In The Hot Seat – Richard Fitzgerald

Richard Fitzgerald, Managing Director and Founder of Augustus tells us about his current role and his views on the ever-changing media industry… 

Name: Richard Fitzgerald

Age: 33

Current job title: Managing Director and Founder of Augustus

When did you first arrive in Dubai?

June 2, 2012

Where did you work prior?

I was Regional Social Media Director at Mindshare MENA until 2015 and then I had one year at Brndstr, a creative technology start up.

What were your first impressions of the publishing and media industry in the Middle East?

I was impressed with the pan Arab scale of TV and surprised with how much was spent on print versus actual media consumption. I was excited by how digital was being consumed and the appetite for social media all-round. Also, although it took some time to get used to doing business in a new region, and with different nationalities, it was clear from the start that I had entered an established and growing industry. It wasn’t the dark ages.

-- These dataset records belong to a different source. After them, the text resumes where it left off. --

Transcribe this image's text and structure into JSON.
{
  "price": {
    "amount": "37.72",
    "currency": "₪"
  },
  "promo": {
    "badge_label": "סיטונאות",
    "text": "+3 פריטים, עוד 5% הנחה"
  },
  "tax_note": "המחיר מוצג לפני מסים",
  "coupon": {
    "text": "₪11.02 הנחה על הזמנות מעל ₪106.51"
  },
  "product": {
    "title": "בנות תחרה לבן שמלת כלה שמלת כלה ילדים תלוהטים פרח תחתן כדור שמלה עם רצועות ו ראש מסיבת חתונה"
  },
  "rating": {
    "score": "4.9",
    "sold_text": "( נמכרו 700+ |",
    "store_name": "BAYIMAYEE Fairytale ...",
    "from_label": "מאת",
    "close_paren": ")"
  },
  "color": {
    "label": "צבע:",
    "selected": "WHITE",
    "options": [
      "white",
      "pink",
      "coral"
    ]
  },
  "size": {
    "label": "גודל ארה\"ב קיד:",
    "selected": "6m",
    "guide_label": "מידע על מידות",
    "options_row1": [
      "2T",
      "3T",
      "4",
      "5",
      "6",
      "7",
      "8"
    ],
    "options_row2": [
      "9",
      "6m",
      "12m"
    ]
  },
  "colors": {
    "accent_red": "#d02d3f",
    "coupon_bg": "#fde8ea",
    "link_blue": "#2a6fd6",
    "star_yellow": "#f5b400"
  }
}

Has your opinion changed much?

Seeing how much the industry has changed in the past five years makes it a very exciting place to be for the next five. Although I know more about the industry, my impression is similar, I think the same forces that were keeping print so established are at play for TV now.

Tell us about your current role…

Augustus is a ‘new media’ company, one I have created without a template. It’s a hybrid between a publisher and an agency, designed for the ‘always on’ social media word. My role at times is like running three businesses − media, data and content: Editor of Lovin Dubai (the media side), sales for Brandwatch, a social media listening software (the data side) and Social Media Director for some of our clients such as INFINITI and Lavazza Middle East (the content side).

What is the most rewarding part of your job?

We are telling the story of a changing country, a changing region, and we are doing it in a changing industry. It’s super exciting to be part living and working in this region, and also to be in the digital media industry.

Also, when we sit down at the end of the month and see that the company grows bit by bit, it gives us a sense of achievement.

With the on-going battle between digital and print media, who are you betting on and why?

Haha, well my money has actually gone into a bet on a digital only company. In terms of a winner, I wouldn’t celebrate or cheer for one of the other. Print media will continue to play a role, whether it’s books, magazines or newspapers, no one would like to see print media abolished. I think a lot of the pain points come from the digital transformation of traditional media companies, so it’s a lot easier if you are digital only.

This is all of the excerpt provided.